Congratulations to the authors. This kind of operation is always a real challenge. I make no bones the results were fantastic as we could watch at the echo after repair. However, it's worth highlighting the septum thickness of 17 mm. It seems too me that it's not so thick to go for resection. I mean , it's not the usual. Wasn't he candidate for other medical treatment other the than surgical one? And the second question, why the anterior leaflet plication? I didn't understand it at all this issue. Sometimes, an edge-to-edge Alfieri stitch is needed between A2-P2, but I'd rather say it's nor so common. All these comments above notwithstanding, it only remains for me to congratulate my dear friend Juan Vrancic and his working group for this nice show we've watched herein. Keep up your extraordinary work!

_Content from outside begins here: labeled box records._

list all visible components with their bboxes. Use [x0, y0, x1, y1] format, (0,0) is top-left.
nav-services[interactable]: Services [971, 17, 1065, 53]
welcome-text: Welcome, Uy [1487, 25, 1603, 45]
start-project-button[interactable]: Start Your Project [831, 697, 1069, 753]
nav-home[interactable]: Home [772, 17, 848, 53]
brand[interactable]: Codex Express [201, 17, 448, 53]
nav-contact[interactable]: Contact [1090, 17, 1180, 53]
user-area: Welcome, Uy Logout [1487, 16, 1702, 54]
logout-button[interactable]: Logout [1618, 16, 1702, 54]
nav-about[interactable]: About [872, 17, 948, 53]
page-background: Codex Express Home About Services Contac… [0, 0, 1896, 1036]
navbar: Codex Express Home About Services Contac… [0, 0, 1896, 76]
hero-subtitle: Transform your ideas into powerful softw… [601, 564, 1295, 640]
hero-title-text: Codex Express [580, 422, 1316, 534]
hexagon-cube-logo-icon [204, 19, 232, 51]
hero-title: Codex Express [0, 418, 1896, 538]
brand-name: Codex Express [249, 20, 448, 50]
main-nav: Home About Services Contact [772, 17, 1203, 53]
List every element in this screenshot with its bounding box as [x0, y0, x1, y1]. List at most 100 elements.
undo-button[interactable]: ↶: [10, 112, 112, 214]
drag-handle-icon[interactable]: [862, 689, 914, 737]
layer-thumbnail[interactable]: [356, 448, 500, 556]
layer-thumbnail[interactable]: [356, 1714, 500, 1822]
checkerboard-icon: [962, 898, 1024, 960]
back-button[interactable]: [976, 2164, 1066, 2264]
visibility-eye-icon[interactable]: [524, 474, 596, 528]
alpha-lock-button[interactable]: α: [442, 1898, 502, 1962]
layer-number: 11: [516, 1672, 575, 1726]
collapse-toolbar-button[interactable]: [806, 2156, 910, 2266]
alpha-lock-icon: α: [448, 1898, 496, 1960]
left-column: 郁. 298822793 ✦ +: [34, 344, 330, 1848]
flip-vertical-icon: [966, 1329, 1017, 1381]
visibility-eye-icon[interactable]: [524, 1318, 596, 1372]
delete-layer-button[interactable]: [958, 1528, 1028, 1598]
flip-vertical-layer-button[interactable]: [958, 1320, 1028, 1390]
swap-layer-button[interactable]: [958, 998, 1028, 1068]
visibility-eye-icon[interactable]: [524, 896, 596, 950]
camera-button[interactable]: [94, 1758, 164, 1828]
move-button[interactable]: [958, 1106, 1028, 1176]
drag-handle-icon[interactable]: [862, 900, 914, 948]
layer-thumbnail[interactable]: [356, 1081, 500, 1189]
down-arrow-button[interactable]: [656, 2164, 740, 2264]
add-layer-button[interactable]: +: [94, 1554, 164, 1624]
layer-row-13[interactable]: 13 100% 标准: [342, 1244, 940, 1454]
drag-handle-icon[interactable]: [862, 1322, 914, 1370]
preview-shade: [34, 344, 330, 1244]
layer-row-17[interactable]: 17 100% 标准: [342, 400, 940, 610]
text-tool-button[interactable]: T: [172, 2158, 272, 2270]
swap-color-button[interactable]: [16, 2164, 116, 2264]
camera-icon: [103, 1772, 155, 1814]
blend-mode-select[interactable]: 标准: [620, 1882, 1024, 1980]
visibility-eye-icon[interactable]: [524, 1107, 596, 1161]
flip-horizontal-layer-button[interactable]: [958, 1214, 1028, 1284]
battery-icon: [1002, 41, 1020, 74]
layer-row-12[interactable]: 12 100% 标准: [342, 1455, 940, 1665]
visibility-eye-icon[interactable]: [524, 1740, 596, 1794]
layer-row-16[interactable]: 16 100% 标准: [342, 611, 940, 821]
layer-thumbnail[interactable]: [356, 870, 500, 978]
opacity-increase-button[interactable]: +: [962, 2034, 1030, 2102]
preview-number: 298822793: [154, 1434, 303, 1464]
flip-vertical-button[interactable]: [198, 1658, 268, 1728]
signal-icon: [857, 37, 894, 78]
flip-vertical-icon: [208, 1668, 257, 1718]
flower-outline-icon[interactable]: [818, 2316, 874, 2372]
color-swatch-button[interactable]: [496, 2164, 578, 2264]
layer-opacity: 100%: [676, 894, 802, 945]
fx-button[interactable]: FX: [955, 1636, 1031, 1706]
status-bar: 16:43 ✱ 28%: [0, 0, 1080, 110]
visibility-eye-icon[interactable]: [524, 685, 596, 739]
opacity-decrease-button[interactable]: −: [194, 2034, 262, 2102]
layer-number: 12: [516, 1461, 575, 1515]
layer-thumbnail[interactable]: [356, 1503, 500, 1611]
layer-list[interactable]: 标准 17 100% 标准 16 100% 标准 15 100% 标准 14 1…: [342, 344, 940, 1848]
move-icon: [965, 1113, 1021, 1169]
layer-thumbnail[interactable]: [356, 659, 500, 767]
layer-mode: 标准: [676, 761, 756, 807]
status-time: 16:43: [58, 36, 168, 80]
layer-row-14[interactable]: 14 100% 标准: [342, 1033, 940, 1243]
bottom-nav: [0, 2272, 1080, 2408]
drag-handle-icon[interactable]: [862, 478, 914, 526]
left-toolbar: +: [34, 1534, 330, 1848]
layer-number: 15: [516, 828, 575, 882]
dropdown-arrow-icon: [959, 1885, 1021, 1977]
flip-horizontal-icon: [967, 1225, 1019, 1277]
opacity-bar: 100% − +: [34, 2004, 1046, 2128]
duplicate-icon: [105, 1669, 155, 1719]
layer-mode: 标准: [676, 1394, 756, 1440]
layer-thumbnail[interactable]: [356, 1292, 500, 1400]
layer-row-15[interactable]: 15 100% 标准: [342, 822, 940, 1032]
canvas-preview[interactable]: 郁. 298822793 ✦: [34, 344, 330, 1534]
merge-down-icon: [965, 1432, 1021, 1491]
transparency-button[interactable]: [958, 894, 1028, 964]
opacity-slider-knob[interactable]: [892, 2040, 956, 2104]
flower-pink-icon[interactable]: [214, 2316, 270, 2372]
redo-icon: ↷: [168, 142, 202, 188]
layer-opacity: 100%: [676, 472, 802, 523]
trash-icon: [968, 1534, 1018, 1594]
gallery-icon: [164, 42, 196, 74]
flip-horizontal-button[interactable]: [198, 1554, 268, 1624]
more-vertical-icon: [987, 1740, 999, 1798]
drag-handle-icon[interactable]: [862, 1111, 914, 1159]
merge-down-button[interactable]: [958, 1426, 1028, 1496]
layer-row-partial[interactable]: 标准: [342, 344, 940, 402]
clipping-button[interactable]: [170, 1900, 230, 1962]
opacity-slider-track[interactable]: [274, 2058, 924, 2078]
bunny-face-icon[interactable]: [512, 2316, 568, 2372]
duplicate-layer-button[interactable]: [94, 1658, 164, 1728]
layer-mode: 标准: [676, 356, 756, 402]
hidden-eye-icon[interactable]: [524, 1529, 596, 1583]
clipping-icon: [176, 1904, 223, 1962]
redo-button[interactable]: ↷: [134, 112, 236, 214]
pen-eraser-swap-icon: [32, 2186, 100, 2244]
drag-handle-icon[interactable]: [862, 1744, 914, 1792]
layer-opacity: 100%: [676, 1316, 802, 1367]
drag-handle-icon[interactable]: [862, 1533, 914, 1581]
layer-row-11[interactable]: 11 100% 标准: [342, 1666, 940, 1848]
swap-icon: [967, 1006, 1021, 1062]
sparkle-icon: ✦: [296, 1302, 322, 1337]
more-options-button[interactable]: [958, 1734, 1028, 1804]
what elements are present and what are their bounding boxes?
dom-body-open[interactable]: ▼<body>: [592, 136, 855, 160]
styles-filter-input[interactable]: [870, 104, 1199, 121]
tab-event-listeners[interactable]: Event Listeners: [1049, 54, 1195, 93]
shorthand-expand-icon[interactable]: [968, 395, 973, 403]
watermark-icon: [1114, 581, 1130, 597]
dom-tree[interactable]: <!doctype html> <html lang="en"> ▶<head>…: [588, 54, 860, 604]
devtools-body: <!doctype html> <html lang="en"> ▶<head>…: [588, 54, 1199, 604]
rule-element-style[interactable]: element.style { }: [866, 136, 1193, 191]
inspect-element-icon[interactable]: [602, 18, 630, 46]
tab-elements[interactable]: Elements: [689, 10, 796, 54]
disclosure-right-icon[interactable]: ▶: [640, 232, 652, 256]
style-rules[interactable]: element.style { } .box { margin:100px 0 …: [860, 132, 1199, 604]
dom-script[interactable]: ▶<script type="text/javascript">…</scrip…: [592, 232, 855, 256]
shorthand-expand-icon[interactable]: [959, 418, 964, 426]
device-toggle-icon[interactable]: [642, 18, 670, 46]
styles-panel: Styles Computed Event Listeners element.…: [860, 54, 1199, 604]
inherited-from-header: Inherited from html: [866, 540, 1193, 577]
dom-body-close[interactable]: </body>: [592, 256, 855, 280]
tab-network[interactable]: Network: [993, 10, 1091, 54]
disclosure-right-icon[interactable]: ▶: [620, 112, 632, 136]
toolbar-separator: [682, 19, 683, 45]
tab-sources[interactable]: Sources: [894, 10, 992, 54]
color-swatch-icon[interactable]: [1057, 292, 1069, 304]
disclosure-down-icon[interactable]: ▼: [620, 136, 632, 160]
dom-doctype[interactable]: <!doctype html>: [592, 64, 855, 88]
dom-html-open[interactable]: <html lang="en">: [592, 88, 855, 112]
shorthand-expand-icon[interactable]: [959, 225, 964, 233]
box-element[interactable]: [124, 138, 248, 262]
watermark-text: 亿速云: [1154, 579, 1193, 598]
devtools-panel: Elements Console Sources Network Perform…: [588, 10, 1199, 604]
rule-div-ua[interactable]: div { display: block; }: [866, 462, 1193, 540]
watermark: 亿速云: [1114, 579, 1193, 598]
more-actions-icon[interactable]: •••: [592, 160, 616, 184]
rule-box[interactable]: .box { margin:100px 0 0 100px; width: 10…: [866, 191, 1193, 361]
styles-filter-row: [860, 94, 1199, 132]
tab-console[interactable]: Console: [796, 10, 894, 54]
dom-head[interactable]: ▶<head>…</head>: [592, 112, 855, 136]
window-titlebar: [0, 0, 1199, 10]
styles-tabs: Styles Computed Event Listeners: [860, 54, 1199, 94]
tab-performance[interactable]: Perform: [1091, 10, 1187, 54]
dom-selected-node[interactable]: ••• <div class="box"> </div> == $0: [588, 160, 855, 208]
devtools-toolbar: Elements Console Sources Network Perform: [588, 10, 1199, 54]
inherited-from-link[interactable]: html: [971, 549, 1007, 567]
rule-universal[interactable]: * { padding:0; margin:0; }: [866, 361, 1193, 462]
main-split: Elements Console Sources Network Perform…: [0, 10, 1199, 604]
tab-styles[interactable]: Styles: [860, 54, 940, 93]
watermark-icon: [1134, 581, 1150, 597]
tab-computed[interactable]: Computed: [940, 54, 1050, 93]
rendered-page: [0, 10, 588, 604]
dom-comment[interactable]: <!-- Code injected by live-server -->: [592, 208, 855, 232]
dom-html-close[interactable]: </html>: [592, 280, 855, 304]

Excellent video and results. RPR procedure is specially helpful in patients with LV septum below 2-1.8 cm. Questions: 1. How long was the MV anterior leaflet? 2. Do you perform Dobutamine stress test in the or post myectomy? Again thanks for sharing this video.
Dear Ovidio Garcia-Villarreal, thank you very much for your comments. As Dr. Pietro Bajona says, the indication of the RPR procedure is mainly for patients with a LV septum below 20 mm considering that it is most likely that the mechanism of their symptomatology is the SAM and not the septal thickness. With respect to the other question, we prefer the horizontal plication of the mitral anterior leaflet because it had an increased length and we have good results with this technique. The edge-to-edge is an accepted procedure, but we have more experience with the plication of the anterior valve.
Dear Dr. Pietro Bajona we really appreciate your comment considering you are an expert in the subject. The length of anterior mitral leafleat was 40 mm. We performe Isoprotenerol stress test after CPB with TEE control. Thank you very much contribution.